Flashcard 12: What is the moment of inertia for a solid disk about an axis through its center?

Answer: $I = \frac{1}{2}mr^2$. Same as solid cylinder - uniform mass distribution about central axis.

Flashcard 13: For rotational equilibrium, what must the net torque be?

Answer: Zero. No net torque means no angular acceleration occurs.

Flashcard 14: What is the effect of mass distribution on moment of inertia?

Answer: Further mass increases moment of inertia. Mass farther from axis contributes more to rotational inertia.

Flashcard 15: What does $r$ represent in the torque formula $\tau = rF\sin\theta$?

Answer: Lever arm length. Perpendicular distance from rotation axis to line of action of force.

Flashcard 16: What is the effect of balanced torques on an object?

Answer: The object is in rotational equilibrium. Equal and opposite torques cancel, producing no angular acceleration.

Flashcard 17: What is the effect of reducing force to zero on angular acceleration?

Answer: Angular acceleration becomes zero. No torque means no angular acceleration from $\tau = I\alpha$.

Flashcard 18: What is the unit of torque in the SI system?

Answer: Newton meter (Nm). Force times distance units, equivalent to joules for torque.

Flashcard 19: What is the effect on torque if force is applied perpendicular to lever arm?

Answer: Torque is maximized. Perpendicular force gives maximum torque since $\sin(90°) = 1$.

Flashcard 20: What symbol represents angular acceleration?

Answer: $\alpha$. Greek letter alpha represents the rate of change of angular velocity.

Flashcard 21: Identify the unit of moment of inertia in the SI system.

Answer: Kilogram meter squared (kg·m²). Mass times distance squared units from rotational inertia definition.

Flashcard 22: What condition must $\theta$ satisfy for maximum torque?

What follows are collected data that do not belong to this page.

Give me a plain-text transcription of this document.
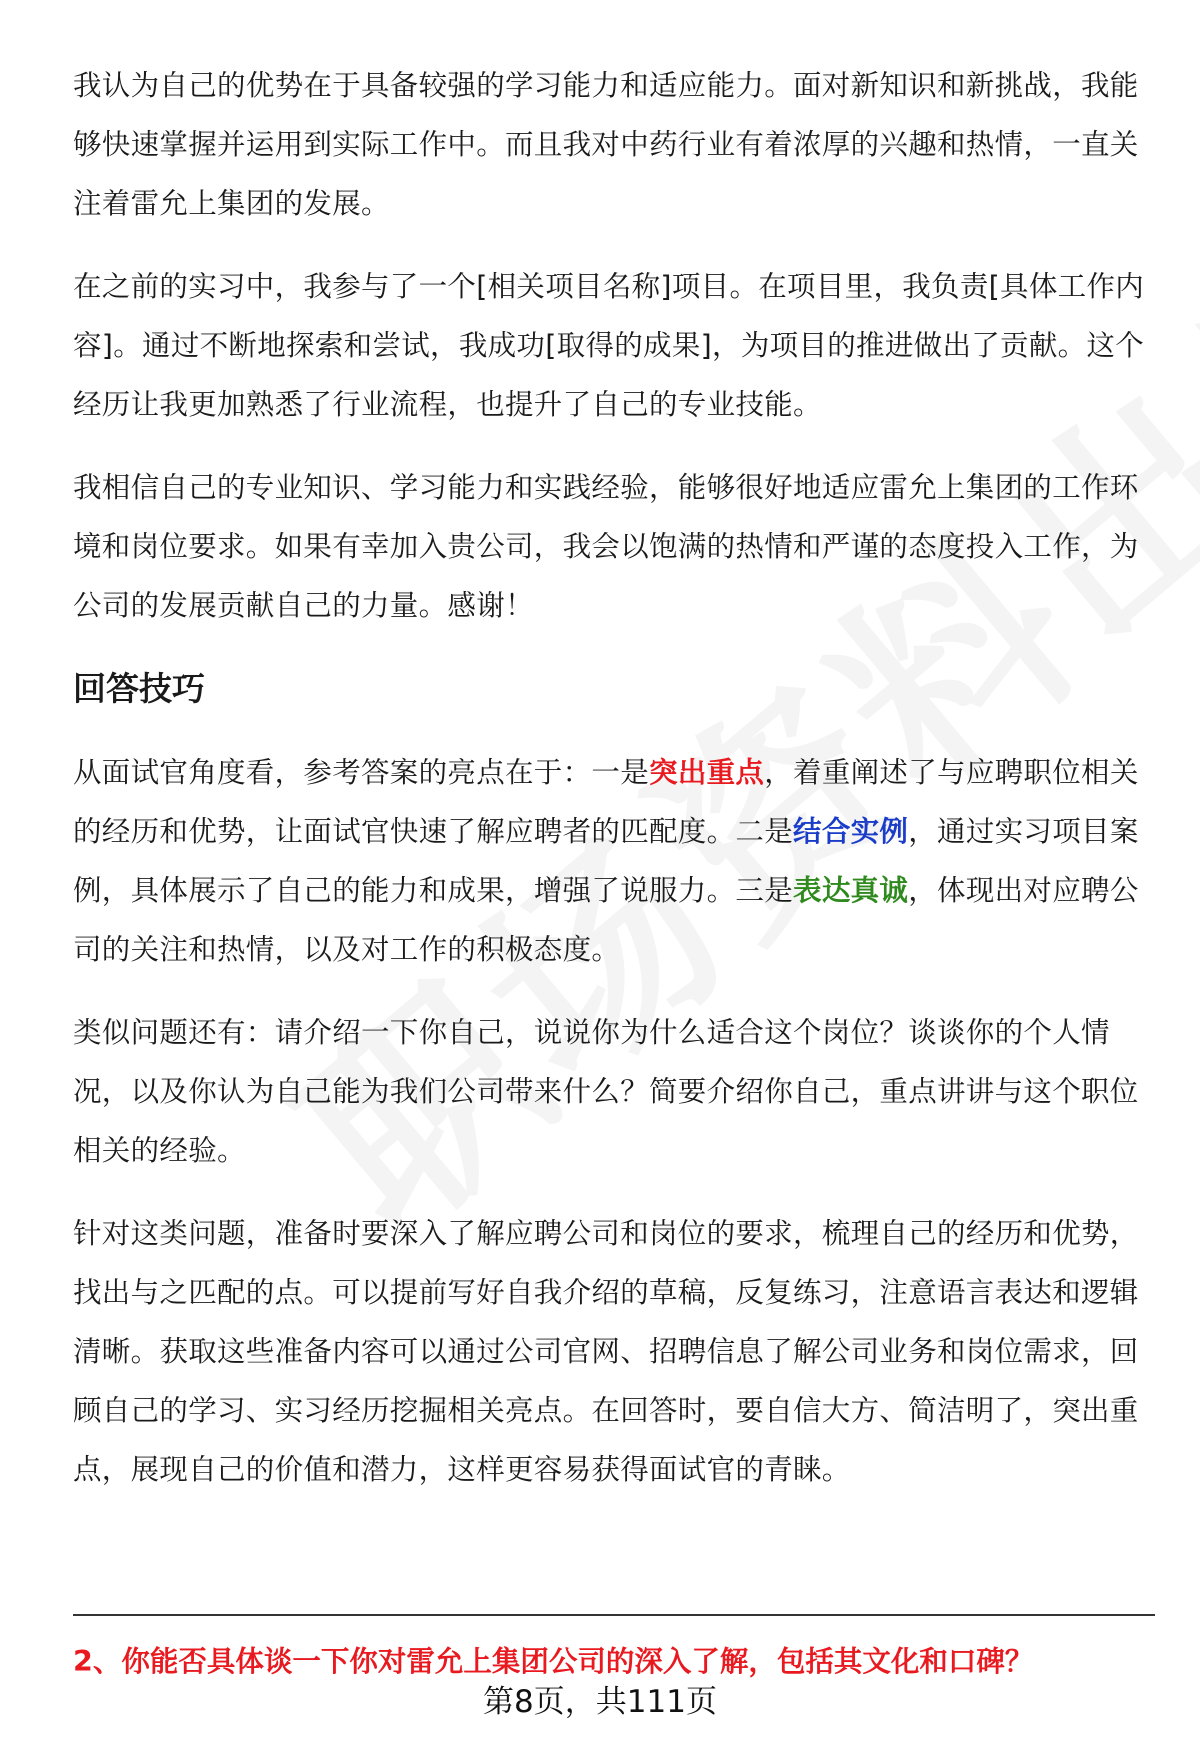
我认为自己的优势在于具备较强的学习能力和适应能力。面对新知识和新挑战，我能够快速掌握并运用到实际工作中。而且我对中药行业有着浓厚的兴趣和热情，一直关注着雷允上集团的发展。

在之前的实习中，我参与了一个[相关项目名称]项目。在项目里，我负责[具体工作内容]。通过不断地探索和尝试，我成功[取得的成果]，为项目的推进做出了贡献。这个经历让我更加熟悉了行业流程，也提升了自己的专业技能。

我相信自己的专业知识、学习能力和实践经验，能够很好地适应雷允上集团的工作环境和岗位要求。如果有幸加入贵公司，我会以饱满的热情和严谨的态度投入工作，为公司的发展贡献自己的力量。感谢！

回答技巧

从面试官角度看，参考答案的亮点在于：一是突出重点，着重阐述了与应聘职位相关的经历和优势，让面试官快速了解应聘者的匹配度。二是结合实例，通过实习项目案例，具体展示了自己的能力和成果，增强了说服力。三是表达真诚，体现出对应聘公司的关注和热情，以及对工作的积极态度。

类似问题还有：请介绍一下你自己，说说你为什么适合这个岗位？谈谈你的个人情况，以及你认为自己能为我们公司带来什么？简要介绍你自己，重点讲讲与这个职位相关的经验。

针对这类问题，准备时要深入了解应聘公司和岗位的要求，梳理自己的经历和优势，找出与之匹配的点。可以提前写好自我介绍的草稿，反复练习，注意语言表达和逻辑清晰。获取这些准备内容可以通过公司官网、招聘信息了解公司业务和岗位需求，回顾自己的学习、实习经历挖掘相关亮点。在回答时，要自信大方、简洁明了，突出重点，展现自己的价值和潜力，这样更容易获得面试官的青睐。

2、你能否具体谈一下你对雷允上集团公司的深入了解，包括其文化和口碑？
第8页，共111页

Answer: $\theta = 90^\circ$. When force is perpendicular to lever arm, $\sin\theta = 1$.

Flashcard 23: Calculate the moment of inertia for two masses, $m_1 = 2kg$ and $m_2 = 3kg$, at $r_1 = 1m$, $r_2 = 2m$.

Answer: $I = 2(1)^2 + 3(2)^2 = 14 kg·m²$. Sum individual contributions: $I = m_1r_1^2 + m_2r_2^2$.

Flashcard 24: What happens to angular acceleration if torque is doubled?

Answer: Angular acceleration doubles. From $\tau = I\alpha$, doubling $\tau$ doubles $\alpha$ when $I$ is constant.

Flashcard 25: What is the rotational analog of mass in linear motion?

Answer: Moment of inertia ($I$). Measures resistance to rotational acceleration, like mass for linear motion.

Flashcard 26: What does the angle $\theta$ in the torque formula signify?

Answer: Angle between force vector and lever arm. Determines the component of force that creates rotation.

Flashcard 27: What is the role of friction in rotational motion?

Answer: Can provide torque to change rotational motion. Friction forces can create torques about rotation axes.

Flashcard 28: What is the formula for the moment of inertia for a point mass?

Answer: $I = mr^2$. Mass times distance squared for a particle at distance $r$ from axis.

Flashcard 29: How is rotational inertia affected by distance from rotation axis?

Answer: Increases with distance squared. Moment of inertia proportional to $r^2$ in $I = mr^2$.

Flashcard 30: What does a non-zero net torque indicate about an object's motion?

Answer: The object is undergoing angular acceleration. Net torque causes change in angular velocity over time.